While stories of stunt hacks grab headlines, most automotive cybersecurity research happens through ethical hacking initiatives:

  • Researchers responsibly probe vehicles to uncover vulnerabilities and work with manufacturers to address flaws and patch security holes before they can be exploited.
  • Coordinated disclosure programs provide controlled ways for external experts to report bugs without making them publicly known until fixes are ready.
  • Simulated testing environments allow for in-depth evaluation of systems without putting real vehicles at risk.
  • Information sharing enables various stakeholders to collaborate on understanding threats and developing industry best practices.

Driver Awareness

Drivers should also adopt practices to avoid enabling cyber risks:

  • Avoid clicking suspicious links or downloading unverified apps that claim to interface with your car, which could be phishing scams spreading malware.
  • Never plug in a stray USB stick or device that you find, which could allow remote code execution on your car’s systems.
  • Be skeptical of “performance enhancement” devices claiming to tune your ECU – these usually just deteriorate emissions controls. Legitimate tuning requires extensive modifications.
  • Utilize all physical security features like door locks when away from your car. Park in well-lit areas and check for tampering of ports.
  • Be judicious in sharing info about your car model, location, and identity online, as hackers can utilize this in social engineering and targeted physical attacks.

Future of Secure Mobility

As vehicles continue becoming technology platforms on wheels, researchers and policymakers are exploring ways to engineer in security:

  • Blockchain integration could enable tamper-proof logs of vehicle software activity and detect anomalies.
  • Quantum cryptography promises “unhackable” encryption for protecting vehicle networks.
  • The development of MISRA coding standards aims to eliminate software vulnerabilities in ECUs and other automotive systems.
  • Hardware-based security mechanisms instead of software provide physical protection against cyber intrusions.

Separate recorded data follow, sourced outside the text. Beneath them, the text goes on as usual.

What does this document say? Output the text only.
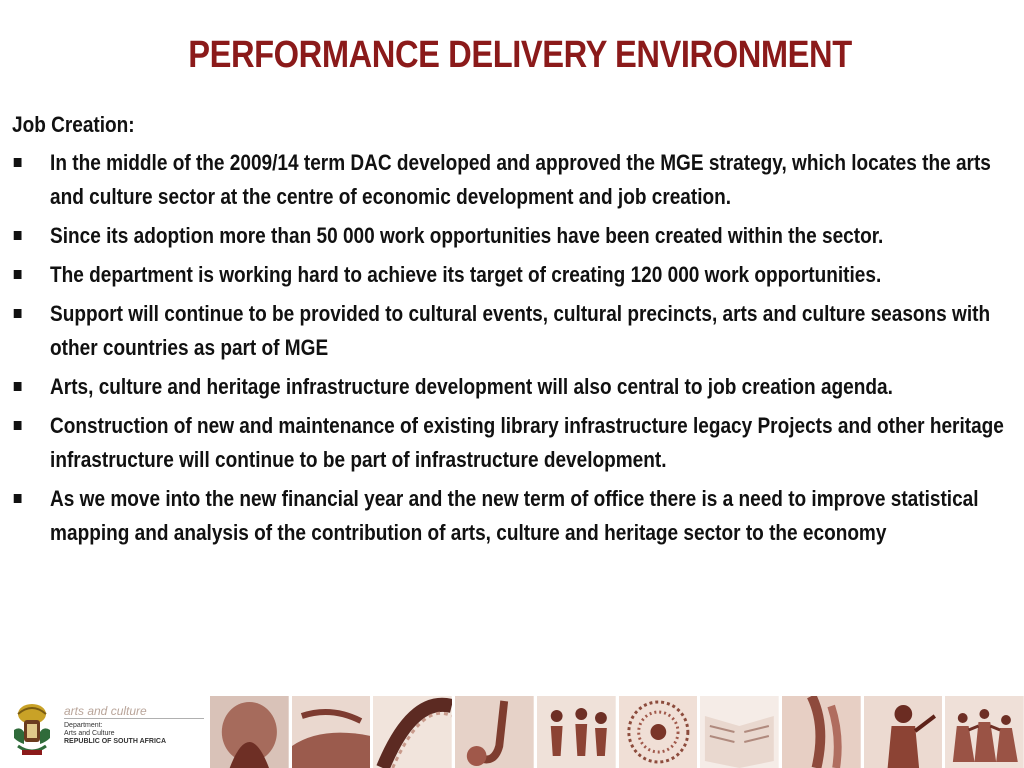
PERFORMANCE DELIVERY ENVIRONMENT
Job Creation:
In the middle of the 2009/14 term DAC developed and approved the MGE strategy, which locates the arts and culture sector at the centre of economic development and job creation.
Since its adoption more than 50 000 work opportunities have been created within the sector.
The department is working hard to achieve its target of creating 120 000 work opportunities.
Support will continue to be provided to cultural events, cultural precincts, arts and culture seasons with other countries as part of MGE
Arts, culture and heritage infrastructure development will also central to job creation agenda.
Construction of new and maintenance of existing library infrastructure legacy Projects and other heritage infrastructure will continue to be part of infrastructure development.
As we move into the new financial year and the new term of office there is a need to improve statistical mapping and analysis of the contribution of arts, culture and heritage sector to the economy
arts and culture
Department:
Arts and Culture
REPUBLIC OF SOUTH AFRICA
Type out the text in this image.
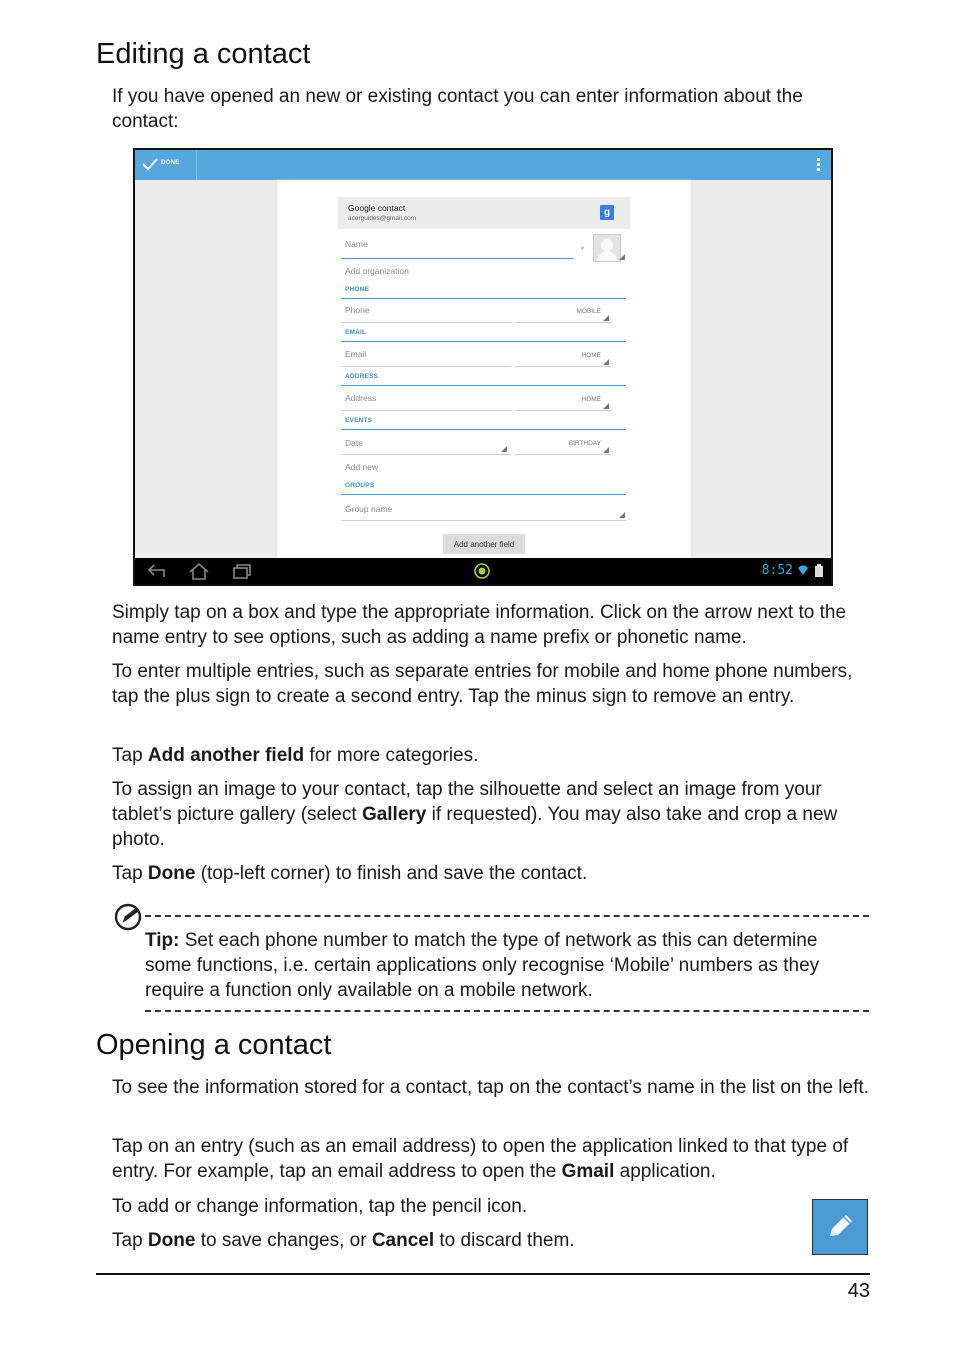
Editing a contact

If you have opened an new or existing contact you can enter information about the contact:

DONE
Google contact
acerguides@gmail.com
g
Name	⌄
Add organization
PHONE
Phone	MOBILE
EMAIL
Email	HOME
ADDRESS
Address	HOME
EVENTS
Date	BIRTHDAY
Add new
GROUPS
Group name
Add another field
8:52

Simply tap on a box and type the appropriate information. Click on the arrow next to the name entry to see options, such as adding a name prefix or phonetic name.

To enter multiple entries, such as separate entries for mobile and home phone numbers, tap the plus sign to create a second entry. Tap the minus sign to remove an entry.

Tap Add another field for more categories.

To assign an image to your contact, tap the silhouette and select an image from your tablet’s picture gallery (select Gallery if requested). You may also take and crop a new photo.

Tap Done (top-left corner) to finish and save the contact.

Tip: Set each phone number to match the type of network as this can determine some functions, i.e. certain applications only recognise ‘Mobile’ numbers as they require a function only available on a mobile network.

Opening a contact

To see the information stored for a contact, tap on the contact’s name in the list on the left.

Tap on an entry (such as an email address) to open the application linked to that type of entry. For example, tap an email address to open the Gmail application.

To add or change information, tap the pencil icon.

Tap Done to save changes, or Cancel to discard them.

43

Automotive cybersecurity risks are real and rising but they can be managed with vigilance. Taking proactive steps to safeguard your car’s digital systems while also practicing responsible connected driving is key to staying secure on today’s hackable highways. As car technology evolves, we must demand adequate protections are built into these mobile computers we all rely on. Maintaining trust and safety on the road depends on collaboration between consumers, manufacturers, researchers, and regulators to lock the doors on automotive hacking.